第1章 光を厭い 光に憧る
そしてまた別の日、今度は図書館であのいじめられていた少女を見つけた。
人目を憚るように端の席に座り、黙々と本を読んでいる。
机には様々な本が積まれているが、少女が読み切れる量とは思えなかったし、この年齢の子供が読む分野ではないことも見て取れた。
公安職員の自分が声をかけるのもどうかと思ったが、ちょうど同じ年頃の少年が公安で訓練を受けていることもあり、放っておけず少女の隣の席に腰掛けた。
「こんにちは」と挨拶すると、顔を上げた少女と目が合う。
その瞳はひたすらに昏かった。
「本が好きなんですか?」
質問が自分に向けられたものなのかを確かめるように周囲を見た後、少女は細い声で返答した。
「……普通、です」
「これは借りる本?」
「違います」
「全部読むのは大変ではないですか?」
「別に」
必要最低限の返答や仕草からなんとか感情を読む。
幸い拒絶されてはいない。
「もし読み切れなかったら借りるんですか?」
「図書館のカードがなくて、借りられません」
「小学生でも作ってもらえますよ」
「私はダメだと言われました。それに借りたらきっと盗んだと思われます」
施設でいじめを受けていることに起因しているのだろうか、小学生らしからぬ言葉に目良は愕然とする。

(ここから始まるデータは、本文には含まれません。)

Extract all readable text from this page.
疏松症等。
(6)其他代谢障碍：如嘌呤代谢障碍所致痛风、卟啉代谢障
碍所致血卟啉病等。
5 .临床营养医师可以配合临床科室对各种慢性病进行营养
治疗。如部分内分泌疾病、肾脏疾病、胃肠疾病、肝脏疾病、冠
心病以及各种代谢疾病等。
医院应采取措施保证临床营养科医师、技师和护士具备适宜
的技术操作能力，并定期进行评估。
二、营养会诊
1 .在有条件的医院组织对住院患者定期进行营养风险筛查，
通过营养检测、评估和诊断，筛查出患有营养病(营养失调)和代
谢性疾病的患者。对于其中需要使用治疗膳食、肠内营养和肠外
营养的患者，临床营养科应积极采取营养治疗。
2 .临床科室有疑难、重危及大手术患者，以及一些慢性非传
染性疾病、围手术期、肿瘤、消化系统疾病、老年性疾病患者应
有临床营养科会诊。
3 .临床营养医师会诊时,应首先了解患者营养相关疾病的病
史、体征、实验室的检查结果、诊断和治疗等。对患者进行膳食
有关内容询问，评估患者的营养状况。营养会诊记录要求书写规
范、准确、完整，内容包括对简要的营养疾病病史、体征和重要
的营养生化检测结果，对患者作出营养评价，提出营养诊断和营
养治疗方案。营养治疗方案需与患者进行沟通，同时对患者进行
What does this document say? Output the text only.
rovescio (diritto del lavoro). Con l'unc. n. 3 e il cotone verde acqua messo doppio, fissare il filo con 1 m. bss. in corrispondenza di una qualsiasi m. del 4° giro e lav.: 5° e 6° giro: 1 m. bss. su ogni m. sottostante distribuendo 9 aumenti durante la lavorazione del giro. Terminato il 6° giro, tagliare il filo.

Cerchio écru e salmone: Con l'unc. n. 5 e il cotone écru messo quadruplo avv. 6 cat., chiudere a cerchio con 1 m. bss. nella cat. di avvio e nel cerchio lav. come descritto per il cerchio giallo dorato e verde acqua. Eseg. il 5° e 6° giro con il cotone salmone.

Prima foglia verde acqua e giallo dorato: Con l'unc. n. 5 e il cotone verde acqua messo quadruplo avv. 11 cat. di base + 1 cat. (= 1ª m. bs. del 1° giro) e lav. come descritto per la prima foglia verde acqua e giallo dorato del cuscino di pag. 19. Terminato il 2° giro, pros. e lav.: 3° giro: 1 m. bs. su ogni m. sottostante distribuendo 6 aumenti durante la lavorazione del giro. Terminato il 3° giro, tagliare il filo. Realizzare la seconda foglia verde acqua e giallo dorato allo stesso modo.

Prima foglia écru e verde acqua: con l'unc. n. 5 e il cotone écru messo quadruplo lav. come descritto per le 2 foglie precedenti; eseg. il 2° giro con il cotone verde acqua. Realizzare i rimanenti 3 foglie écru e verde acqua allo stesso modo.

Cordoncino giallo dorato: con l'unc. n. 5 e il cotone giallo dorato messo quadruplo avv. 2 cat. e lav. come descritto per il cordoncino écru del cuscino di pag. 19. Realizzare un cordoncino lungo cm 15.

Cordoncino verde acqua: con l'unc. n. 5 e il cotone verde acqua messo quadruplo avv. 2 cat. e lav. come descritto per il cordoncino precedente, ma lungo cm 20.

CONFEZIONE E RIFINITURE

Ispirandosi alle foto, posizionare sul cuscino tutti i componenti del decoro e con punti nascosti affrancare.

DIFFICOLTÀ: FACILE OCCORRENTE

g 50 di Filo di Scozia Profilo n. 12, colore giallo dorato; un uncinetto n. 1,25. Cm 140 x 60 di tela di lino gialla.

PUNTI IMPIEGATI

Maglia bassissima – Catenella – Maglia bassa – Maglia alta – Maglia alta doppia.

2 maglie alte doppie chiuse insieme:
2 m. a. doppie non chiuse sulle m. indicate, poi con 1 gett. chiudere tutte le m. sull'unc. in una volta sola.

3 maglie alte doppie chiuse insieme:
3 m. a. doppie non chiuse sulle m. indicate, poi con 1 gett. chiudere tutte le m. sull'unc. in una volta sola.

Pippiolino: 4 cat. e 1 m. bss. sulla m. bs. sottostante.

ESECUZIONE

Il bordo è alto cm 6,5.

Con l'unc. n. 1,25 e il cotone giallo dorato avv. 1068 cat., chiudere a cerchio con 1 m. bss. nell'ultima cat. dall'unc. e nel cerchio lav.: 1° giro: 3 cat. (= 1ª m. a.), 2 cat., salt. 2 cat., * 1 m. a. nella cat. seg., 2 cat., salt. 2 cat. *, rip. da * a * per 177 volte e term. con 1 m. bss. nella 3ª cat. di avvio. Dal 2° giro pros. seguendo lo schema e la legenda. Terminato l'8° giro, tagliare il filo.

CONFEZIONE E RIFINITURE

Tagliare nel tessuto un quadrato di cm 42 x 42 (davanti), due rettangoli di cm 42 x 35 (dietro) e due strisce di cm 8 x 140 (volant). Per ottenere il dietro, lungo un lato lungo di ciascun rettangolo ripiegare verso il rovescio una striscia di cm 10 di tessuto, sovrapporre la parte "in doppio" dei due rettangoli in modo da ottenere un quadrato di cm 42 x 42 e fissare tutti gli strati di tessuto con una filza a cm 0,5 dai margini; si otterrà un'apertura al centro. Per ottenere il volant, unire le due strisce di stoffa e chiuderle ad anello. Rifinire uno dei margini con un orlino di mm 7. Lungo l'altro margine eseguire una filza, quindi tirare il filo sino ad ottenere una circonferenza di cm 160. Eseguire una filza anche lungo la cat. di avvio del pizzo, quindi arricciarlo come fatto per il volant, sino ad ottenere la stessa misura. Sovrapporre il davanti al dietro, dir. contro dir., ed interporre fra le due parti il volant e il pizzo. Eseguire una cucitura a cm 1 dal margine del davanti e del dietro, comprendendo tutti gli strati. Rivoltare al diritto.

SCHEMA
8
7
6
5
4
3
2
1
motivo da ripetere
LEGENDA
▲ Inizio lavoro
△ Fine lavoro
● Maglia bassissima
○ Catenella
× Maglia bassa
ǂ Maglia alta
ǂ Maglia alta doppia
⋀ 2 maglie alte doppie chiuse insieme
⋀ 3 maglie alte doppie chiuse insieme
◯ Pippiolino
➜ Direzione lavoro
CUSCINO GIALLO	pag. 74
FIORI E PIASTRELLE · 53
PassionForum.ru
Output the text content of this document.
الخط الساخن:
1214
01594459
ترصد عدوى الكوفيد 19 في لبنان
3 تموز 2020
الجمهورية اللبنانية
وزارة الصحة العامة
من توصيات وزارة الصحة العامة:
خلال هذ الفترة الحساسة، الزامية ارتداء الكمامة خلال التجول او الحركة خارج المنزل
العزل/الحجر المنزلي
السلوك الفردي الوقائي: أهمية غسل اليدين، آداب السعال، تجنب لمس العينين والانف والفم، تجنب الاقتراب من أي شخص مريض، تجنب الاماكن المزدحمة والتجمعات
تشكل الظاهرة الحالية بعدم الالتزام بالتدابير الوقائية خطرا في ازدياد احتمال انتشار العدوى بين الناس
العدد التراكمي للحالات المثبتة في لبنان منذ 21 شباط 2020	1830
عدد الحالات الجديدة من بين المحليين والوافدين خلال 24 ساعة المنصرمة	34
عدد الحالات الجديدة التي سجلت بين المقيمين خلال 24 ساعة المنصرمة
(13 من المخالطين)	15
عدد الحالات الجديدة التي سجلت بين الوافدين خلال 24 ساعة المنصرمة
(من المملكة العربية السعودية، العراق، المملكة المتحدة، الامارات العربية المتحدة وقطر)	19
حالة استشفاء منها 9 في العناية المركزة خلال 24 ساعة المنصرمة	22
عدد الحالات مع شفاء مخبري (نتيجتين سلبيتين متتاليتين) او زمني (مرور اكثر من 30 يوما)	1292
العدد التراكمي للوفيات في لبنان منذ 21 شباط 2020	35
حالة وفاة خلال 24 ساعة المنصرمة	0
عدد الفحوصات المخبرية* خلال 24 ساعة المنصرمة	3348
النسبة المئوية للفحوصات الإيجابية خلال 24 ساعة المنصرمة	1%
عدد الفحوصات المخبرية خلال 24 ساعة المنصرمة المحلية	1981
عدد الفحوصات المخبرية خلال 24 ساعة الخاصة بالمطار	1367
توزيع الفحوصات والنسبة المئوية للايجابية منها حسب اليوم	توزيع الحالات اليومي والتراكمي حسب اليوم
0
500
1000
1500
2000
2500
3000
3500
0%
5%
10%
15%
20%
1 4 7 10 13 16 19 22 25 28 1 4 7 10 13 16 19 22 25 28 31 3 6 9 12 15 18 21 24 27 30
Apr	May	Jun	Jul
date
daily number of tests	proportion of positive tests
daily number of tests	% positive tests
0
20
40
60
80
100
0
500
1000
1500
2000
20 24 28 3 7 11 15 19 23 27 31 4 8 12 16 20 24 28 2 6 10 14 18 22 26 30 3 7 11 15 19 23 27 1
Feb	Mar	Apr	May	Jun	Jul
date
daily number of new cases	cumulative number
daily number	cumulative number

もし彼女の言う通り図書館司書にカード発行を断られているのだとしたら、大人までもがこの少女を虐げていることになる。
「……それはどうしてでしょうか?なぜ図書カードを作ってはダメだと言われたんですか?」
「私が泥棒の子供だからです。親が泥棒だから、その親から生まれた私も何か盗むに違いないとみんなが言います」
そう話してくれた少女の昏い瞳は深い諦めに沈んでいた。